Today it was announced that there is a Raspberry Pi app store available! I highly recommend everyone to download and use this. If you have ever used iTunes, Steam or the Ubuntu Software Centre this is basically the Raspberry Pi version of those. It’s here to stay and I think it’s going to be huge.
To access the store you need to load the X desktop by typing startx at the Linux command prompt, you’ll now see that there is a new desktop icon named Pi Store (above).
Upon first use you will need to click the Add new user button and go through the sign up process. Once you log in you can click on the Explore icon in the top left and have a look at what is on offer.
The initial line up of software will probably seem somewhat limited, but as time goes on the number of programs available will increase. I don’t think I need to provide instructions on how to get the apps installed and running, everything is quite straight forward and intuitive. Some apps require an install script to run though, this is so that any prerequisite packages that the app needs can be installed. You’ll see a prompt asking for your permission to do this and you just need to press Y for yes.
Apps that you install will be listed under My Apps for convenience. From there you can manage all the applications that you have installed. I recommend you try a game called OpenTTD and an application called Schism Tracker (see above). These were both submitted to the Pi store by me and therefore appear under my developer account. I take no credit for the work that went into developing them though, they’re both open source applications that are free to redistribute (under GPL) and are therefore also free on the Pi store.
OpenTTD is an open source version of a game called Transport Tycoon Deluxe. The objective is to connect different sites on the map by road, rail, air or water and make money out of transporting goods, coal, passengers etc. It’s a great simulation game and a nice tutorial for it can be found here. I would recommend, for performance, that you turn off two detail settings to speed the game up. These can be found under the cog icon, in game, and are named Full Detail and Full Animation. A smaller map size may also improve performance, perhaps choose 128 x 128 or even 128 x 64.
Schism Tracker will be huge fun for you if you remember module files from the 90’s. Modules, or MOD’s as they were known, are basically songs produced without the need for any expensive music equipment. A lot of computer game music was made this way back then so if you’re interested in making music of your own you can use this software to do exactly that.
The program is provided without any song files, so you will need to go find these and download them yourself. A good place to start is The Mod Archive (go Music > Charts > Top Favourites). I fully intend to provide a tutorial, on this site, for how to start making your own songs, but for now – it’s probably just as much fun to go and listen to what other people have made. The MagPi issue 2 also has an article on Schism Tracker (page 22).
Now, the real genius of this app store is that anyone can upload their own programs to it. Click the Upload button in the top left and you can start creating your own developer page.

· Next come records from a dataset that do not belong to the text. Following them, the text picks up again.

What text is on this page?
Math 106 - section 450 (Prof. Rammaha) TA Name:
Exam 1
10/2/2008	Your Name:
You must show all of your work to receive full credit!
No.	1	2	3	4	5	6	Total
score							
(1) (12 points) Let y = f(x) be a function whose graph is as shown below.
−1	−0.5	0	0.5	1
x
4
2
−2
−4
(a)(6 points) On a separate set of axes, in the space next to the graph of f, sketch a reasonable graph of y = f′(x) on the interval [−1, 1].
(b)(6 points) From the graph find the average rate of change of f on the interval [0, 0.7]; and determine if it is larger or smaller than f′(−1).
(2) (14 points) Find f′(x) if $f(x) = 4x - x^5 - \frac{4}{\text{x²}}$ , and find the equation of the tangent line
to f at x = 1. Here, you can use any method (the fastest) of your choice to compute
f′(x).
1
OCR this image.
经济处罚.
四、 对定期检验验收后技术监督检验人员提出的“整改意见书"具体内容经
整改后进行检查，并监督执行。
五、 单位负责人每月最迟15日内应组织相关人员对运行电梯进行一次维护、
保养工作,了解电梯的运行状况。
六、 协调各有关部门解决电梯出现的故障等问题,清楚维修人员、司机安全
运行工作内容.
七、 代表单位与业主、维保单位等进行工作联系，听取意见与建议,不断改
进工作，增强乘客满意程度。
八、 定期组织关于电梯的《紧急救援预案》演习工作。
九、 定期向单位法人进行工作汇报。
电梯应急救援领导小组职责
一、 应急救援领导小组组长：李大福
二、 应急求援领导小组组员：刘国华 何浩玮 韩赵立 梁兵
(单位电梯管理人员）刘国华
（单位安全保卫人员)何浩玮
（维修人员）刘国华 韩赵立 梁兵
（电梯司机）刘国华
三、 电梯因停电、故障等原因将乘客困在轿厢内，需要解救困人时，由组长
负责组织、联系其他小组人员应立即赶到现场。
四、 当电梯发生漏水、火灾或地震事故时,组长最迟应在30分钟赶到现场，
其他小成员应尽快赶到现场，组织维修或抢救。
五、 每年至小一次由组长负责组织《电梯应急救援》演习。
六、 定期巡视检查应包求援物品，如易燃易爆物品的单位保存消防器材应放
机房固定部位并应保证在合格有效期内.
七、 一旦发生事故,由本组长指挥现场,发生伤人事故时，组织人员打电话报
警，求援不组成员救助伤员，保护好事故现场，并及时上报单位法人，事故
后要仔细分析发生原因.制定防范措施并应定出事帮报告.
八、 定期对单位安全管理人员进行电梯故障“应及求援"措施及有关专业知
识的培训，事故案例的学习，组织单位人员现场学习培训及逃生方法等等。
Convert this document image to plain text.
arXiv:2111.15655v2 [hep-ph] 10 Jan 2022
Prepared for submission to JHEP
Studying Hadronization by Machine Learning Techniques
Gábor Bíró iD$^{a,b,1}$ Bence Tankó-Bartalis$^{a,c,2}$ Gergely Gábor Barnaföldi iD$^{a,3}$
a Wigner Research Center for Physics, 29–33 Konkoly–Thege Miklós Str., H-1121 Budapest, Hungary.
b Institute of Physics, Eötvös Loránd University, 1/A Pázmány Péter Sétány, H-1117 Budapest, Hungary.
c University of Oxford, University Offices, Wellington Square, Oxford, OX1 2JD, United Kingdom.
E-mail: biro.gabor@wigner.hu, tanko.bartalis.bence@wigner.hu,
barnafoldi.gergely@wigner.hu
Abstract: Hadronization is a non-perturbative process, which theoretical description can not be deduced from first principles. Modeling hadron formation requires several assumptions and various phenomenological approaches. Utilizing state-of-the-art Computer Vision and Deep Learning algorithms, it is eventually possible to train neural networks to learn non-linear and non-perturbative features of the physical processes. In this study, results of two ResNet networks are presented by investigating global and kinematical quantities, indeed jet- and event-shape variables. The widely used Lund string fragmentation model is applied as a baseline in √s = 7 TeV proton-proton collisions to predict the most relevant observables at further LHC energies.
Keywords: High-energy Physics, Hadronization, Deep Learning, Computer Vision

So, if you have a application or a game in development, this could be your chance to make a bit of money for yourself. When you upload a program you are in control of everything like the box art, the screen shots and, of course, the price to sell at. In my view this app store is going to seed the development of a lot of games for the Pi. Only time will tell though.
Any programs you upload will have to go through something called CAP. Community Approval Process, this is essentially a form of peer review to make sure your application is not malicious or just plain rubbish! Once you have passed CAP your app or game will then be visible to buy for other users of the Pi store.